The Sell Sider” is a column written for the sell side of the digital media community.

Today’s column is written by Ben Epstein, engagement manager at Jounce Media.

Auction duplication is the new normal, and it is getting worse, not better.  

A common publisher ad serving setup might look like this:

Exchanges A, B, and C all conduct concurrent auctions for the same impression. This auction duplication drives up operating costs for technology providers and introduces complexity for programmatic buyers. But it makes publishers more money and keeps Google’s dominance in check, so we’ve accepted it as the new normal.

What our industry has not accepted is an auction trick in which one of these three exchanges issues multiple bid requests for the same impression.

If, for example, Exchange A issued two bid requests for each available impression, it may be able to harvest the randomness of DSP bidding to extract a premium bid price and deliver above-market clearing prices to the publisher. If Exchange A issued three bid requests for each available impression, its odds of capturing a premium bid increase further.

This technique has been widely rejected by programmatic buyers as unfair manipulation of auction dynamics. The buy side has collectively taken a stand to hold sell-side platforms accountable, and MediaMath lists bid duplication as the first item on its Supplier Checklist.

But here’s the thing. There are two different ways that auction duplication happens: exchange-initiated bid duplication and publisher-initiated wrapper duplication. And while the first has been unanimously rejected, the second is widely accepted.

With the introduction of header bidding and the wrappers that enable it, publishers can and often do integrate multiple wrappers. With a multi-wrapper setup, publishers integrate a single exchange multiple times – once per wrapper. This setup, pictured below, causes a single exchange to issue multiple bid requests for the same impression.

From the seller’s perspective, auction duplication is ad tech’s equivalent of doping. Publishers that don’t engage in auction duplication are at a disadvantage and experience weaker monetization than their auction duplicating competitors.

Similarly, exchanges that are only integrated once with each publisher capture subpar share of wallet relative to their multi-integrated competitors. And all exchanges, both those with single integrations and those with multi-integrations, experience thinner bid density from DSPs whose pacing algorithms pull back bids from duplicate auctions to avoid overspending and frequency cap violations. It’s a wasteful cycle that injects infrastructure cost and complexity into an already challenged programmatic marketplace.

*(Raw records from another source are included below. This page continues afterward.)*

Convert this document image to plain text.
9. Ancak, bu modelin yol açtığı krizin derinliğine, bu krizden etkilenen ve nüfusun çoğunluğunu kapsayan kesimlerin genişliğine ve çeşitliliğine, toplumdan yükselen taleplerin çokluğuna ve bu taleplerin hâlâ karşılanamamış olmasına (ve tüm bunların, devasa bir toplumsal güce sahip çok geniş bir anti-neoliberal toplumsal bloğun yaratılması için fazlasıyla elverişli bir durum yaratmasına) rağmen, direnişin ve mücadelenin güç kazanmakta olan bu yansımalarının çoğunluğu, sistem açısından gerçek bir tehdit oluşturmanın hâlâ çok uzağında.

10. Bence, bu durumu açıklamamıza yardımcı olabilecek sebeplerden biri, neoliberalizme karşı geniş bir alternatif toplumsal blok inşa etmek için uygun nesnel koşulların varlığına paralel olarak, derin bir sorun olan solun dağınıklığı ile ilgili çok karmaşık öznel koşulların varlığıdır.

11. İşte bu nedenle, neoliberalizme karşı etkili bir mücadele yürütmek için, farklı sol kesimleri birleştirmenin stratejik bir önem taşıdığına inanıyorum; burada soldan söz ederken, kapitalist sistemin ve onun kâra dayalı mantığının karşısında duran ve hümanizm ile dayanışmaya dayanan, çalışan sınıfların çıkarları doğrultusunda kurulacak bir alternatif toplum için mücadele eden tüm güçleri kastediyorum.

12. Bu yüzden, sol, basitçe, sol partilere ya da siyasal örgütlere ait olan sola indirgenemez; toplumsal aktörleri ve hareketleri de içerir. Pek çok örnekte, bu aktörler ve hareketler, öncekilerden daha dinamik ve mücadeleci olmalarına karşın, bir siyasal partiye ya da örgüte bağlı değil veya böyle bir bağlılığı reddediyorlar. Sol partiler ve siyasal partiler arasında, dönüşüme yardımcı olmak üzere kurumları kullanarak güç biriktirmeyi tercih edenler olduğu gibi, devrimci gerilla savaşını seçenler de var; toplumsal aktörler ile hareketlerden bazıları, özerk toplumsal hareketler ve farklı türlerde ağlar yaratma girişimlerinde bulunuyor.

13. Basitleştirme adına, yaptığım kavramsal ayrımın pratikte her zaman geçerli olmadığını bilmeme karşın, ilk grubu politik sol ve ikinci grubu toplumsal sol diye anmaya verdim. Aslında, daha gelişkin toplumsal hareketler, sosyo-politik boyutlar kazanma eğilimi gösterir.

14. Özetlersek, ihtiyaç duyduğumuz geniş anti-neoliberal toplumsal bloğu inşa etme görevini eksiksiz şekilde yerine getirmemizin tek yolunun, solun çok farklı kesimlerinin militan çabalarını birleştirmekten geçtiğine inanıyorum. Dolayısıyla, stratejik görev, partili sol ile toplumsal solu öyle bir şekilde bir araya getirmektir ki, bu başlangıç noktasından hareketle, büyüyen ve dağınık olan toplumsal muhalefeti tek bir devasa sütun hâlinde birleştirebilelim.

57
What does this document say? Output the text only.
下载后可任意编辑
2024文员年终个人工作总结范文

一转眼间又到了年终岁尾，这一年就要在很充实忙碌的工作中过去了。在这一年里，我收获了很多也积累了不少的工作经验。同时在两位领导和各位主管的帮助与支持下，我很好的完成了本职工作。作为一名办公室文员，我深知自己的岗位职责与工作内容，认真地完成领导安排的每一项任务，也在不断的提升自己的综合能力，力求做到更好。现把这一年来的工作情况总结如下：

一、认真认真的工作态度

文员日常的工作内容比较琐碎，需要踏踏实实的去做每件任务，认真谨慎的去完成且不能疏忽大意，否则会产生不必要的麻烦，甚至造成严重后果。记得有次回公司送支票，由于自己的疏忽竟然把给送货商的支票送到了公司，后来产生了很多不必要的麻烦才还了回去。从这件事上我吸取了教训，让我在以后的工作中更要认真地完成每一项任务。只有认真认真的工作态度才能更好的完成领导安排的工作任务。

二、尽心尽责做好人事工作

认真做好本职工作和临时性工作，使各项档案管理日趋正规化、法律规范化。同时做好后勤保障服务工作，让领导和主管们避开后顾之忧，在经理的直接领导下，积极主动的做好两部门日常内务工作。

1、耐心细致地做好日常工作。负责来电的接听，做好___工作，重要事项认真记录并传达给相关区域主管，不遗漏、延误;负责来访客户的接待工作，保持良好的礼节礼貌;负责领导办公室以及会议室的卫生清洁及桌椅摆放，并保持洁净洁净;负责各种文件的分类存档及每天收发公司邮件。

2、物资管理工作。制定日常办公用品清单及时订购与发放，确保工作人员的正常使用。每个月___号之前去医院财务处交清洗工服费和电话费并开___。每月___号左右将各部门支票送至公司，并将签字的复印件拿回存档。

From the buyer’s perspective, wrapper duplication is not substantially different from exchange-initiated bid duplication. Both create duplicate bid requests from the same exchange for the same impression.

If buyers reject the first, why do they accept the second? What other similar scenarios walk the line between savvy yield optimization and auction manipulation? Could a server-side wrapper initiate duplicate requests to its downstream exchange partners? Could a publisher configure the same client-side header tag twice?

A modest proposal is simply to expect each ad exchange to conduct a single auction for each available impression. Publishers should, of course, have the flexibility to integrate each exchange through whatever configuration maximizes yield, but publishers should not integrate exchanges in a way that creates auction duplication.

Buyers are already burdened with navigating upwards of 10 duplicate auctions from 10 different exchanges for each available impression. That should be enough for publishers to achieve their monetization goals, shouldn’t it?